10.ô vous qui avez cru ! Vous indiquerai-je un commerce qui vous sauvera d'un châtiment douloureux ?

11. Vous croyez en Allah et en Son messager et vous combattez avec vos biens et vos personnes dans le chemin d'Allah, et cela vous est bien meilleur, si vous saviez !

12. Il vous pardonnera vos péchés et vous fera entrer dans des Jardins sous lesquels coulent les ruisseaux, et dans des demeures agréables dans les jardins d'Eden ? Voilà l'énorme succès

13. et il vous accordera d'autres choses encore que vous aimez bien : un secours [venant] d'Allah et une victoire prochaine. Et annonce la bonne nouvelle aux croyants.

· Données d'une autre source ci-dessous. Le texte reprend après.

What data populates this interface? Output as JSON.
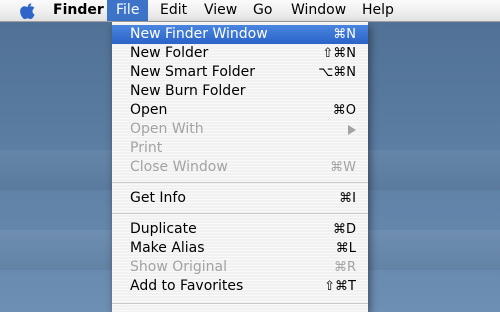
{
  "menubar": {
    "items": [
      {
        "label": "Finder"
      },
      {
        "label": "File"
      },
      {
        "label": "Edit"
      },
      {
        "label": "View"
      },
      {
        "label": "Go"
      },
      {
        "label": "Window"
      },
      {
        "label": "Help"
      }
    ]
  },
  "file_menu": {
    "items": [
      {
        "label": "New Finder Window",
        "shortcut": "⌘N",
        "enabled": true,
        "selected": true
      },
      {
        "label": "New Folder",
        "shortcut": "⇧⌘N",
        "enabled": true
      },
      {
        "label": "New Smart Folder",
        "shortcut": "⌥⌘N",
        "enabled": true
      },
      {
        "label": "New Burn Folder",
        "shortcut": "",
        "enabled": true
      },
      {
        "label": "Open",
        "shortcut": "⌘O",
        "enabled": true
      },
      {
        "label": "Open With",
        "shortcut": "",
        "enabled": false,
        "submenu": true
      },
      {
        "label": "Print",
        "shortcut": "",
        "enabled": false
      },
      {
        "label": "Close Window",
        "shortcut": "⌘W",
        "enabled": false
      },
      {
        "label": "Get Info",
        "shortcut": "⌘I",
        "enabled": true
      },
      {
        "label": "Duplicate",
        "shortcut": "⌘D",
        "enabled": true
      },
      {
        "label": "Make Alias",
        "shortcut": "⌘L",
        "enabled": true
      },
      {
        "label": "Show Original",
        "shortcut": "⌘R",
        "enabled": false
      },
      {
        "label": "Add to Favorites",
        "shortcut": "⇧⌘T",
        "enabled": true
      }
    ]
  },
  "icons": {
    "apple": "apple-logo-icon",
    "submenu": "chevron-right-icon"
  },
  "colors": {
    "highlight": "#3d74c9",
    "desktop": "#5b7da2",
    "disabled_text": "#a3a3a3"
  }
}
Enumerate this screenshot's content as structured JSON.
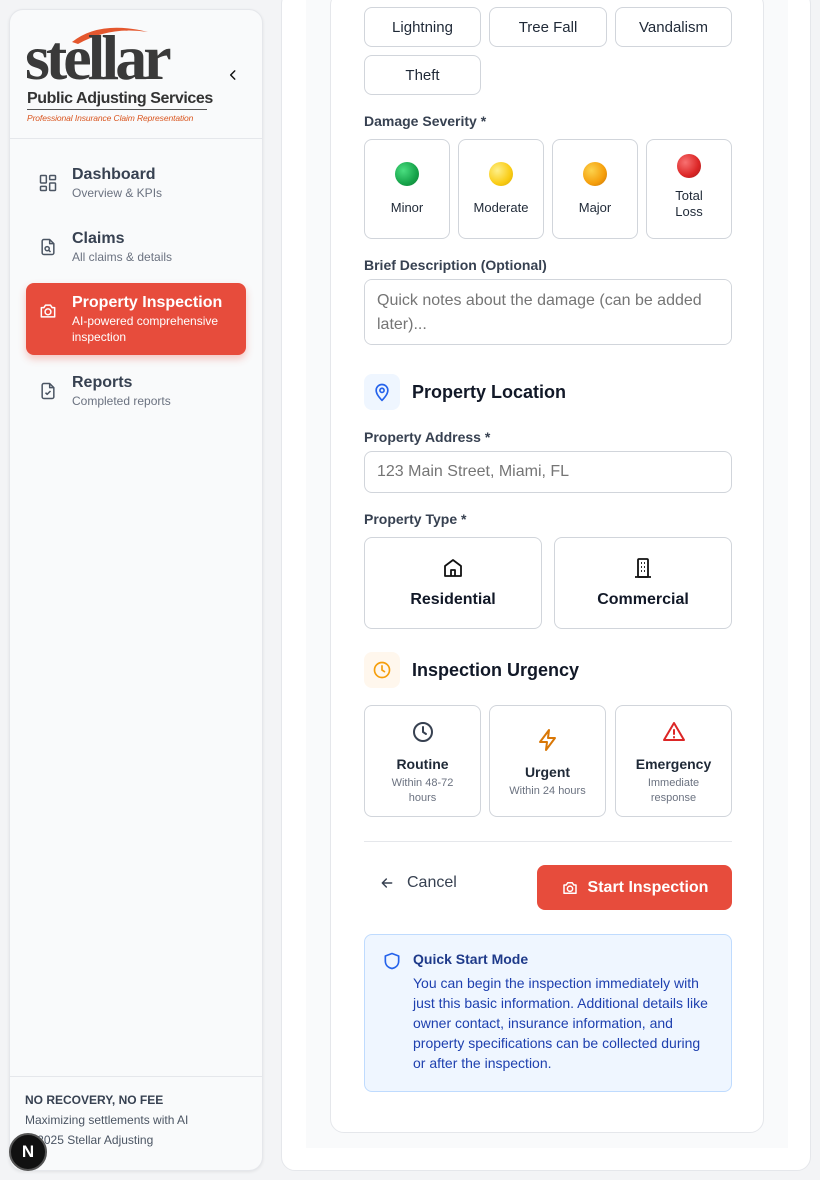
{
  "brand": {
    "word": "stellar",
    "subtitle": "Public Adjusting Services",
    "tagline": "Professional Insurance Claim Representation"
  },
  "nav": [
    {
      "title": "Dashboard",
      "sub": "Overview & KPIs"
    },
    {
      "title": "Claims",
      "sub": "All claims & details"
    },
    {
      "title": "Property Inspection",
      "sub": "AI-powered comprehensive inspection"
    },
    {
      "title": "Reports",
      "sub": "Completed reports"
    }
  ],
  "footer": {
    "line1": "NO RECOVERY, NO FEE",
    "line2": "Maximizing settlements with AI",
    "line3": "© 2025 Stellar Adjusting",
    "badge": "N"
  },
  "damage_types": [
    "Lightning",
    "Tree Fall",
    "Vandalism",
    "Theft"
  ],
  "severity": {
    "label": "Damage Severity *",
    "options": [
      {
        "name": "Minor",
        "color": "#16a34a"
      },
      {
        "name": "Moderate",
        "color": "#facc15"
      },
      {
        "name": "Major",
        "color": "#f59e0b"
      },
      {
        "name": "Total Loss",
        "color": "#dc2626"
      }
    ]
  },
  "description": {
    "label": "Brief Description (Optional)",
    "placeholder": "Quick notes about the damage (can be added later)..."
  },
  "location": {
    "title": "Property Location",
    "address_label": "Property Address *",
    "address_placeholder": "123 Main Street, Miami, FL",
    "type_label": "Property Type *",
    "types": [
      "Residential",
      "Commercial"
    ]
  },
  "urgency": {
    "title": "Inspection Urgency",
    "options": [
      {
        "title": "Routine",
        "sub": "Within 48-72 hours"
      },
      {
        "title": "Urgent",
        "sub": "Within 24 hours"
      },
      {
        "title": "Emergency",
        "sub": "Immediate response"
      }
    ]
  },
  "actions": {
    "cancel": "Cancel",
    "start": "Start Inspection"
  },
  "info": {
    "title": "Quick Start Mode",
    "body": "You can begin the inspection immediately with just this basic information. Additional details like owner contact, insurance information, and property specifications can be collected during or after the inspection."
  },
  "colors": {
    "accent": "#e74c3c",
    "info_bg": "#eff6ff"
  }
}
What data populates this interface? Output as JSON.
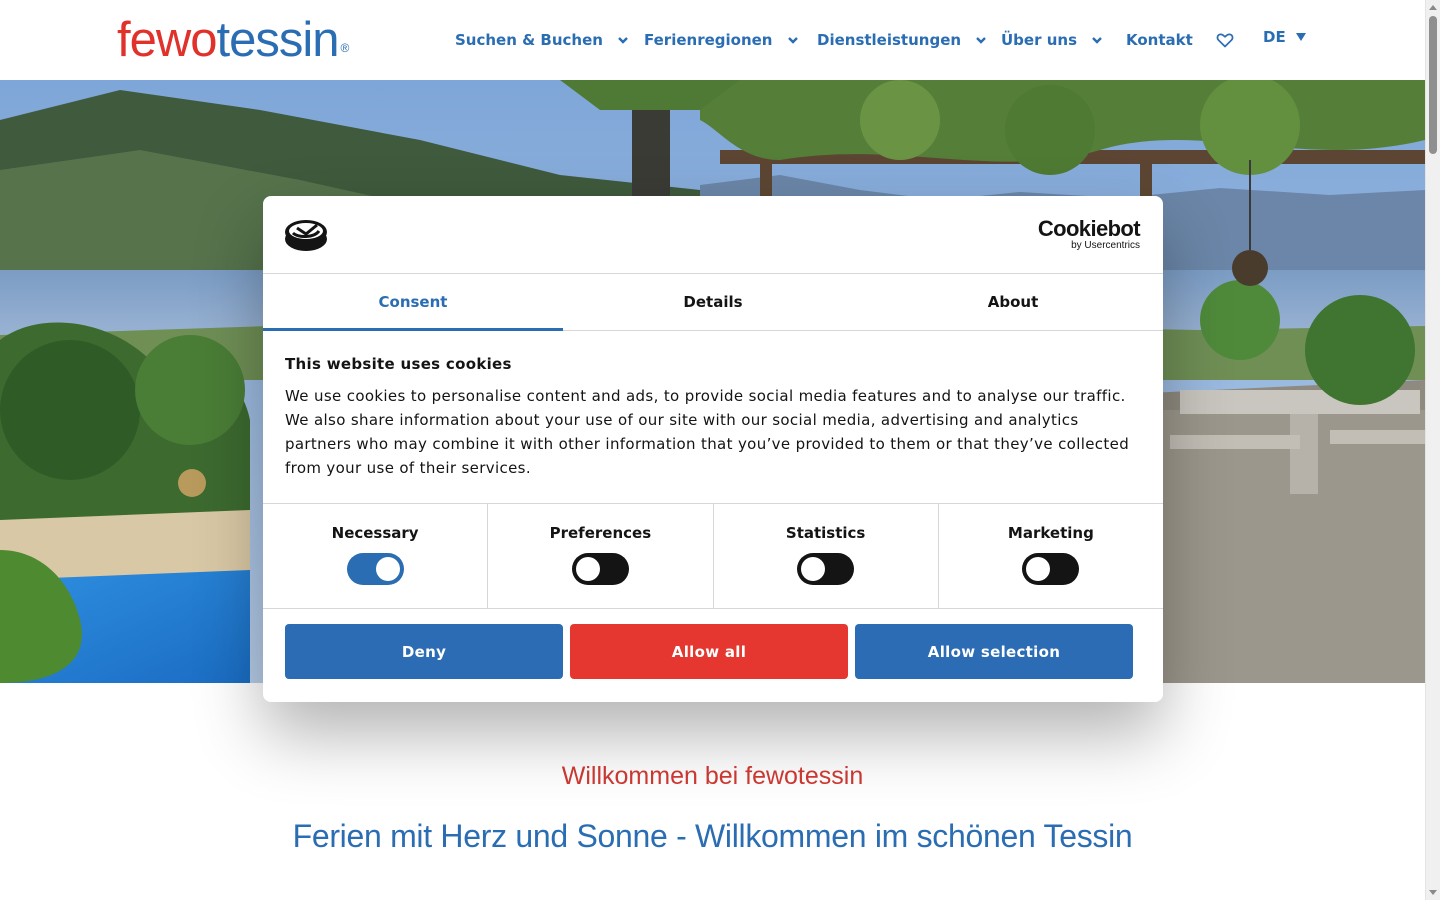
{
  "header": {
    "logo": {
      "part1": "fewo",
      "part2": "tessin",
      "reg": "®"
    },
    "nav": [
      {
        "label": "Suchen & Buchen",
        "has_dropdown": true
      },
      {
        "label": "Ferienregionen",
        "has_dropdown": true
      },
      {
        "label": "Dienstleistungen",
        "has_dropdown": true
      },
      {
        "label": "Über uns",
        "has_dropdown": true
      },
      {
        "label": "Kontakt",
        "has_dropdown": false
      }
    ],
    "favorites_icon": "heart-icon",
    "language": "DE"
  },
  "cookie_dialog": {
    "brand_name": "Cookiebot",
    "brand_sub": "by Usercentrics",
    "tabs": [
      {
        "label": "Consent",
        "active": true
      },
      {
        "label": "Details",
        "active": false
      },
      {
        "label": "About",
        "active": false
      }
    ],
    "heading": "This website uses cookies",
    "body": "We use cookies to personalise content and ads, to provide social media features and to analyse our traffic. We also share information about your use of our site with our social media, advertising and analytics partners who may combine it with other information that you’ve provided to them or that they’ve collected from your use of their services.",
    "categories": [
      {
        "label": "Necessary",
        "enabled": true
      },
      {
        "label": "Preferences",
        "enabled": false
      },
      {
        "label": "Statistics",
        "enabled": false
      },
      {
        "label": "Marketing",
        "enabled": false
      }
    ],
    "buttons": {
      "deny": "Deny",
      "allow_all": "Allow all",
      "allow_selection": "Allow selection"
    }
  },
  "main": {
    "welcome": "Willkommen bei fewotessin",
    "tagline": "Ferien mit Herz und Sonne - Willkommen im schönen Tessin"
  },
  "colors": {
    "brand_blue": "#2a6db3",
    "brand_red": "#e0322b",
    "allow_all_red": "#e5372f"
  }
}
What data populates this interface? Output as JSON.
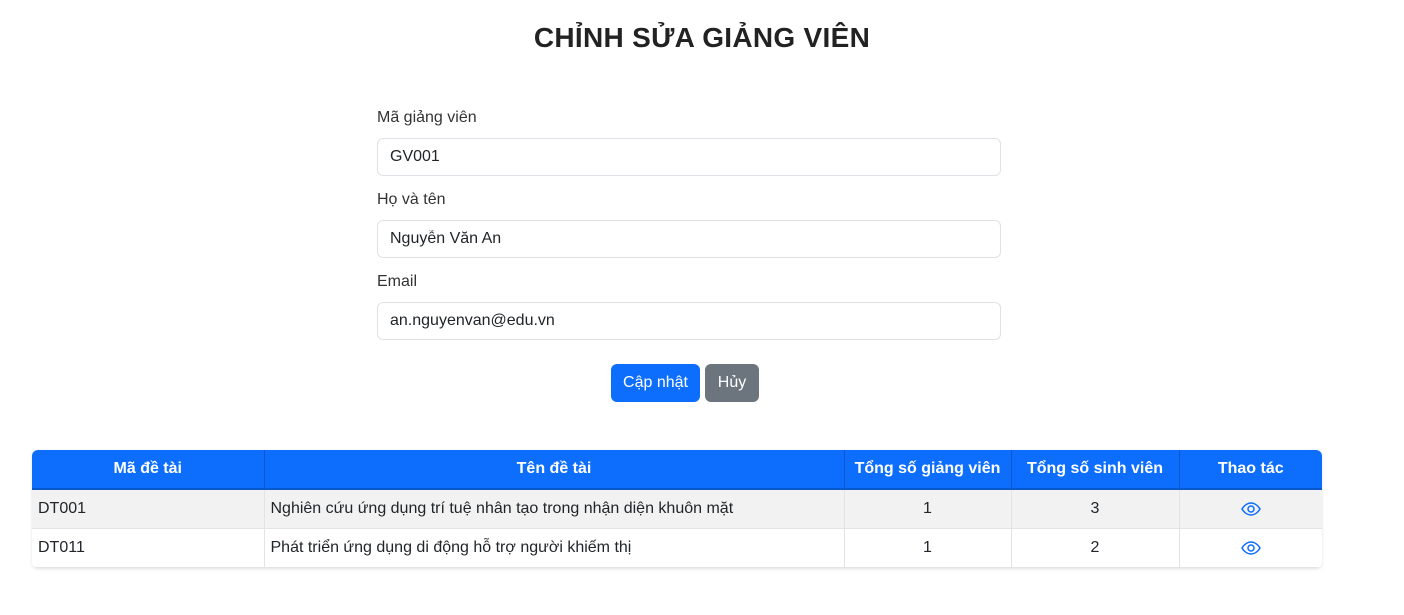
{
  "page": {
    "title": "CHỈNH SỬA GIẢNG VIÊN"
  },
  "form": {
    "code": {
      "label": "Mã giảng viên",
      "value": "GV001"
    },
    "name": {
      "label": "Họ và tên",
      "value": "Nguyễn Văn An"
    },
    "email": {
      "label": "Email",
      "value": "an.nguyenvan@edu.vn"
    },
    "update_label": "Cập nhật",
    "cancel_label": "Hủy"
  },
  "table": {
    "headers": [
      "Mã đề tài",
      "Tên đề tài",
      "Tổng số giảng viên",
      "Tổng số sinh viên",
      "Thao tác"
    ],
    "rows": [
      {
        "code": "DT001",
        "title": "Nghiên cứu ứng dụng trí tuệ nhân tạo trong nhận diện khuôn mặt",
        "lecturers": "1",
        "students": "3",
        "action_icon": "eye-icon"
      },
      {
        "code": "DT011",
        "title": "Phát triển ứng dụng di động hỗ trợ người khiếm thị",
        "lecturers": "1",
        "students": "2",
        "action_icon": "eye-icon"
      }
    ]
  },
  "colors": {
    "primary": "#0d6efd",
    "secondary": "#6c757d",
    "row_stripe": "#f2f2f2"
  }
}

14. ô vous qui avez cru ! Soyez les alliés d'Allah, à l'instar de ce que Jésus fils de Marie a dit aux apôtres : “ Qui sont mes alliés (pour la cause) d'Allah ? ” –

Les apôtres dirent : “Nous sommes les alliés d'Allah”. Un groupe des Enfants d'Israël crut, tandis qu'un groupe nia. Nous aidâmes donc ceux qui crurent contre leur ennemi, et ils triomphèrent. » Coran sourate 61

Ses versets trouvent toute leur importance dans ce contexte chaotique où droits et privilèges sont refusés aux hommes religieux et par conséquent deviennent inaccessibles. Pourquoi n’a-t-on pas décerné un prix Nobel de la paix à Serigne Mourtada Mbacké lorsqu’il mit un terme au conflit qui opposa l’imam Khoumayn et le Président Reagan ? Sans aucun doute parce qu’il est le fils d’un grand défenseur des valeurs islamiques.

L’objectif est le même et la volonté commune. Unissons nos forces, et prenons l’assaut sur les forces maléfiques qui nous hantent.